The two rivals could meet up in the World Series at some point in the next decade, potentially even this year.
What we do know, however, is that the Dodgers will be facing each and every other one of their rivals this season, starting with the Angels.
3. The Anaheim Angels
The Dodgers and the Yankees may no longer be neighbors, but the Angels and the Dodgers are. The city of Los Angeles, as intricate and complicated as it is, tends to bleed blue. Angels fans, though, make themselves known. Angel Stadium is just 31 miles south of Dodger Stadium, down the I-5. Though the two towns are wildly different, the two teams are often linked as one.
The Dodgers and the Angels are not rivals because of certain events, but rather because of location.
I grew up believing that L.A. belongs to the Dodgers. Then, the Angels started to make themselves known and I started to change my tune. Los Angeles is, in fact, a house divided when it comes to baseball.

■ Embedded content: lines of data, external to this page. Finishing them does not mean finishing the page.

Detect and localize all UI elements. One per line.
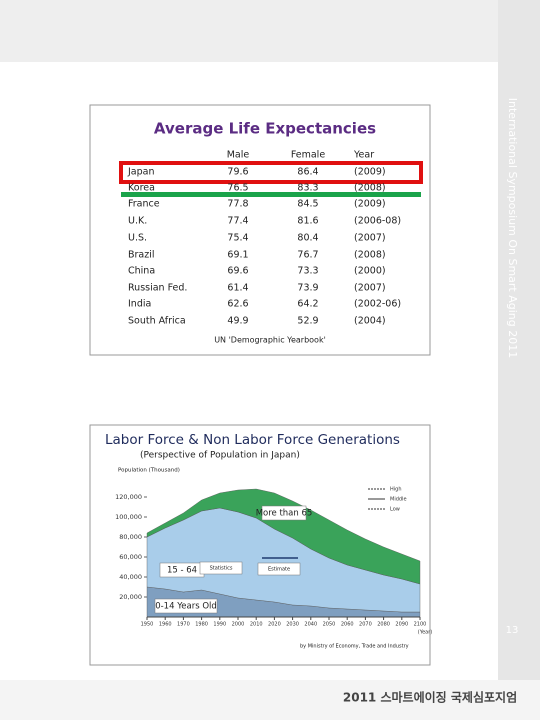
x-tick-label: 1970	[177, 622, 190, 628]
year-cell: (2004)	[354, 316, 386, 327]
x-tick-label: 2050	[323, 622, 336, 628]
slide1-title: Average Life Expectancies	[154, 120, 376, 138]
side-title: International Symposium On Smart Aging 2…	[506, 98, 519, 359]
year-cell: (2008)	[354, 183, 386, 194]
country: U.S.	[128, 233, 147, 244]
country: China	[128, 266, 155, 277]
y-tick-label: 80,000	[119, 533, 142, 541]
value-cell: 79.6	[227, 167, 248, 178]
bottom-band	[0, 680, 540, 720]
country: Japan	[127, 167, 155, 178]
x-tick-label: 2060	[341, 622, 354, 628]
year-cell: (2000)	[354, 266, 386, 277]
value-cell: 77.4	[227, 216, 248, 227]
column-header: Male	[227, 150, 250, 161]
year-cell: (2007)	[354, 233, 386, 244]
footer: 2011 스마트에이징 국제심포지엄	[343, 690, 517, 705]
x-tick-label: 2040	[304, 622, 317, 628]
value-cell: 73.3	[297, 266, 318, 277]
x-tick-label: 2030	[286, 622, 299, 628]
area-series	[146, 488, 421, 585]
value-cell: 81.6	[297, 216, 318, 227]
value-cell: 86.4	[297, 167, 318, 178]
value-cell: 52.9	[297, 316, 318, 327]
x-tick-label: 2070	[359, 622, 372, 628]
top-band	[0, 0, 540, 62]
slide1-source: UN 'Demographic Yearbook'	[214, 336, 326, 345]
period-box	[257, 562, 301, 576]
value-cell: 69.1	[227, 250, 248, 261]
country: France	[128, 199, 160, 210]
year-cell: (2008)	[354, 250, 386, 261]
value-cell: 75.4	[227, 233, 248, 244]
legend-label: High	[390, 487, 402, 493]
value-cell: 73.9	[297, 283, 318, 294]
value-cell: 69.6	[227, 266, 248, 277]
value-cell: 76.5	[227, 183, 248, 194]
highlight-bar	[121, 192, 421, 197]
y-tick-label: 100,000	[115, 513, 142, 521]
series-label: 0-14 Years Old	[155, 602, 217, 612]
x-tick-label: 2080	[377, 622, 390, 628]
country: Russian Fed.	[128, 283, 187, 294]
y-tick-label: 120,000	[115, 493, 142, 501]
highlight-box	[119, 161, 423, 184]
chart-source: by Ministry of Economy, Trade and Indust…	[300, 644, 409, 650]
value-cell: 49.9	[227, 316, 248, 327]
year-cell: (2009)	[354, 167, 386, 178]
legend-label: Middle	[390, 497, 407, 503]
x-tick-label: 2020	[268, 622, 281, 628]
country: Korea	[128, 183, 155, 194]
period-box	[199, 561, 243, 575]
side-band	[498, 0, 540, 720]
legend-label: Low	[390, 507, 400, 513]
country: India	[128, 299, 151, 310]
x-tick-label: 2000	[232, 622, 245, 628]
series-label-box	[154, 598, 218, 614]
y-tick-label: 40,000	[119, 573, 142, 581]
series-label-box	[261, 505, 307, 521]
period-label: Estimate	[268, 567, 290, 573]
y-tick-label: 20,000	[119, 593, 142, 601]
value-cell: 80.4	[297, 233, 318, 244]
series-label: More than 65	[256, 509, 313, 519]
column-header: Female	[291, 150, 326, 161]
value-cell: 62.6	[227, 299, 248, 310]
period-label: Statistics	[210, 566, 233, 572]
value-cell: 64.2	[297, 299, 318, 310]
y-axis-title: Population (Thousand)	[118, 468, 180, 474]
series-label: 15 - 64	[167, 566, 197, 576]
year-cell: (2002-06)	[354, 299, 401, 310]
x-tick-label: 2090	[395, 622, 408, 628]
value-cell: 61.4	[227, 283, 248, 294]
x-tick-label: 2010	[250, 622, 263, 628]
value-cell: 84.5	[297, 199, 318, 210]
x-unit: (Year)	[418, 630, 433, 636]
slide2-subtitle: (Perspective of Population in Japan)	[140, 451, 300, 461]
x-tick-label: 2100	[414, 622, 427, 628]
slide2-title: Labor Force & Non Labor Force Generation…	[105, 432, 400, 448]
country: Brazil	[128, 250, 155, 261]
country: U.K.	[128, 216, 147, 227]
x-tick-label: 1990	[213, 622, 226, 628]
page-number: 13	[506, 625, 519, 636]
year-cell: (2007)	[354, 283, 386, 294]
country: South Africa	[128, 316, 186, 327]
x-tick-label: 1980	[195, 622, 208, 628]
slide1-frame	[89, 104, 431, 356]
year-cell: (2006-08)	[354, 216, 401, 227]
value-cell: 83.3	[297, 183, 318, 194]
value-cell: 76.7	[297, 250, 318, 261]
x-tick-label: 1950	[141, 622, 154, 628]
y-tick-label: 60,000	[119, 553, 142, 561]
x-tick-label: 1960	[159, 622, 172, 628]
value-cell: 77.8	[227, 199, 248, 210]
column-header: Year	[353, 150, 374, 161]
year-cell: (2009)	[354, 199, 386, 210]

It’s a city that is big enough to be home to two major league clubs.
It’s the New York of the West Coast.
Fellow Think Blue Planning Committee writer, Ben Kirst, recently wrote about the growing intrigue, and the recent revival of the rivalry between the two teams, due to Anaheim’s signing of Shohei Ohtani. It’s an aspect of L.A. baseball that has become impossible to ignore, and Dodger fans don’t want to anymore. Los Angeles had a chance, though slim, to sign Ohtani, and they didn’t. It wasn’t because they didn’t want to, or didn’t have the money, but rather because Ohtani probably already had his mind made up when he met with Friedman and the Dodgers.
Some may call it a missed opportunity, but most will probably agree with Clayton Kershaw and call the whole thing “a waste of time.”

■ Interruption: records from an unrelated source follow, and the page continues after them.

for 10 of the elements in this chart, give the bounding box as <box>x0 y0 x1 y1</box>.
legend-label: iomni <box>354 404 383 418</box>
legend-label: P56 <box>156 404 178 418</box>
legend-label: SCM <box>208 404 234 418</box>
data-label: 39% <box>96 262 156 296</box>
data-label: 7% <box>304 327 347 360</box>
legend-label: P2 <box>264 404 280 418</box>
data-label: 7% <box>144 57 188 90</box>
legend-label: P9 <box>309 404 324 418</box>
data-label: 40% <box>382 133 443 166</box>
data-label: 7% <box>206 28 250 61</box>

It’s okay, the rivalry between the SoCal ballclubs is still alive, and it’s not going anywhere.
Then there are the clubs, and the rivals, that the Dodgers have to face this year. I didn’t include the Giants on this list, merely because it’s one of the core beliefs of Dodger Nation; the Giants always have been, and always will be, our rivals. For some fans, including yours truly, even the mention of the Giants makes us flinch and jump into a monologue about the teams’ long history.

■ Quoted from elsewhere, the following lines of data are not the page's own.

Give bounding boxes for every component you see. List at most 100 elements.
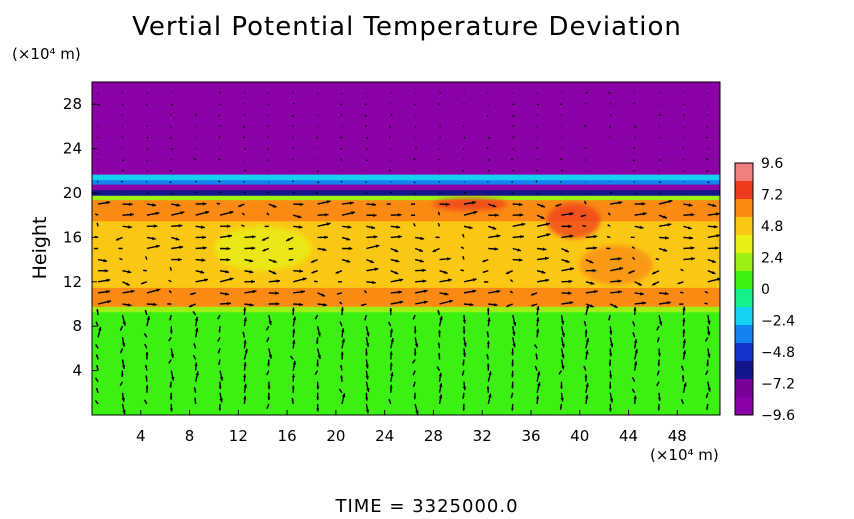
wind-vector xyxy=(536,371,541,382)
wind-vector xyxy=(462,348,467,358)
wind-vector xyxy=(487,136,491,139)
wind-vector xyxy=(170,192,173,195)
wind-vector xyxy=(651,281,660,286)
wind-vector xyxy=(505,270,513,275)
wind-vector xyxy=(610,279,622,283)
wind-vector xyxy=(268,203,277,208)
plot-frame xyxy=(91,81,721,416)
x-tick-label: 44 xyxy=(619,427,638,445)
wind-vector xyxy=(146,203,157,207)
wind-vector xyxy=(536,278,550,283)
wind-vector xyxy=(482,258,489,263)
wind-vector xyxy=(706,359,709,367)
wind-vector xyxy=(338,388,343,394)
wind-vector xyxy=(657,348,662,357)
wind-vector xyxy=(268,302,280,306)
wind-vector xyxy=(194,327,199,338)
wind-vector xyxy=(189,292,196,296)
wind-vector xyxy=(609,103,612,105)
wind-vector xyxy=(96,222,99,227)
wind-vector xyxy=(122,281,131,286)
wind-vector xyxy=(195,235,207,240)
wind-vector xyxy=(146,148,149,150)
wind-vector xyxy=(95,344,99,349)
wind-vector xyxy=(241,224,245,227)
wind-vector xyxy=(366,267,379,272)
wind-vector xyxy=(683,236,694,240)
y-tick-label: 12 xyxy=(63,273,82,291)
colorbar-swatch xyxy=(735,361,753,380)
wind-vector xyxy=(195,258,206,262)
wind-vector xyxy=(268,348,273,359)
wind-vector xyxy=(194,362,198,371)
wind-vector xyxy=(462,315,467,324)
wind-vector xyxy=(609,370,613,379)
wind-vector xyxy=(658,301,671,305)
wind-vector xyxy=(512,125,515,128)
wind-vector xyxy=(192,310,197,316)
wind-vector xyxy=(707,203,717,208)
wind-vector xyxy=(292,91,294,94)
wind-vector xyxy=(682,318,686,327)
x-tick-label: 12 xyxy=(229,427,248,445)
wind-vector xyxy=(292,102,295,105)
wind-vector xyxy=(119,348,124,354)
wind-vector xyxy=(439,257,451,261)
wind-vector xyxy=(634,192,637,195)
wind-vector xyxy=(488,289,501,294)
wind-vector xyxy=(633,181,636,184)
warm-anomaly-0 xyxy=(546,202,601,239)
wind-vector xyxy=(292,328,296,338)
colorbar-swatch xyxy=(735,181,753,200)
wind-vector xyxy=(414,125,417,128)
wind-vector xyxy=(512,337,516,348)
wind-vector xyxy=(585,234,598,239)
wind-vector xyxy=(414,258,424,263)
wind-vector xyxy=(341,338,345,349)
x-tick-label: 36 xyxy=(521,427,540,445)
wind-vector xyxy=(512,247,522,252)
wind-vector xyxy=(413,158,416,161)
wind-vector xyxy=(655,258,660,261)
wind-vector xyxy=(658,136,661,139)
wind-vector xyxy=(608,314,611,321)
wind-vector xyxy=(462,326,466,334)
x-tick-label: 24 xyxy=(375,427,394,445)
wind-vector xyxy=(460,269,465,272)
wind-vector xyxy=(512,326,516,336)
wind-vector xyxy=(389,351,393,360)
wind-vector xyxy=(195,278,209,283)
y-tick-label: 16 xyxy=(63,228,82,246)
wind-vector xyxy=(534,344,538,349)
wind-vector xyxy=(317,222,331,227)
wind-vector xyxy=(145,375,148,382)
wind-vector xyxy=(120,180,123,183)
wind-vector xyxy=(608,359,612,367)
wind-vector xyxy=(610,201,623,205)
wind-vector xyxy=(268,314,272,326)
wind-vector xyxy=(413,326,417,334)
wind-vector xyxy=(219,277,234,283)
wind-vector xyxy=(436,366,441,371)
wind-vector xyxy=(536,306,540,316)
wind-vector xyxy=(683,225,692,230)
wind-vector xyxy=(366,213,377,218)
wind-vector xyxy=(170,103,173,106)
wind-vector xyxy=(656,370,660,376)
wind-vector xyxy=(585,349,589,360)
wind-vector xyxy=(387,321,392,327)
wind-vector xyxy=(462,403,466,411)
wind-vector xyxy=(98,269,109,273)
wind-vector xyxy=(267,125,270,127)
colorbar-label: 4.8 xyxy=(761,219,783,235)
colorbar-swatch xyxy=(735,397,753,416)
wind-vector xyxy=(366,258,375,264)
wind-vector xyxy=(341,246,353,251)
wind-vector xyxy=(143,399,148,405)
wind-vector xyxy=(217,348,221,354)
wind-vector xyxy=(316,403,320,412)
wind-vector xyxy=(439,202,450,207)
wind-vector xyxy=(219,370,224,381)
wind-vector xyxy=(707,224,718,229)
y-axis-unit: (×10⁴ m) xyxy=(12,45,81,63)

It doesn’t matter who I’m talking to, I will break down why the Dodgers are better than the Giants and have no control over how much baseball-specific terminology I use.
That brings us to the other teams; the teams the Dodgers will face in games where more than just the score is on the line.
1.) The Chicago Cubs
Cubs fans haven’t forgotten 2017, and Dodger fans have yet to forget 2016. For the past two years, these teams have fought it out for the NL pennant. Adding salt to the wound, the Cubs recently signed former Dodgers Yu Darvish and Brandon Morrow. Game 5 in 2017 wasn’t the end of this rivalry, in fact I think it’s just beginning, and the question isn’t if the Cubs and the Dodgers will meet in the NLCS, it’s when, and who will win it this time?
2.) The Arizona Diamondbacks
When looking at the NL West, the Giants and the Dodgers easily have the most apparent rivalry, but after the 2017 NLDS, the Dodgers and D-Backs will be facing off and attempt to overcome some bad blood. The Dodgers swept their division rival in three games last season. Justin Turner began the barrage with the homer in the first inning of Game 1, and the Dodgers didn’t slow down after that. The D-backs are looking for redemption, will they find it?
3.) The Houston Astros
Last summer, I liked the Astros. I admired them and was excited for the Dodgers to play them in the World Series. Now? Now I find myself looking forward to the weekend of August 3rd, in which the Dodgers and the Astros will face off at Dodger Stadium for the first time since the heartbreaking World Series. Game 7 still hurts, a lot, and I’m sure there are many other Dodger fans out there who agree with me.
To quote Billy Beane in “Moneyball”; “I don’t get over these things, ever.”
Neither do I, and something tells me the Dodgers don’t, either.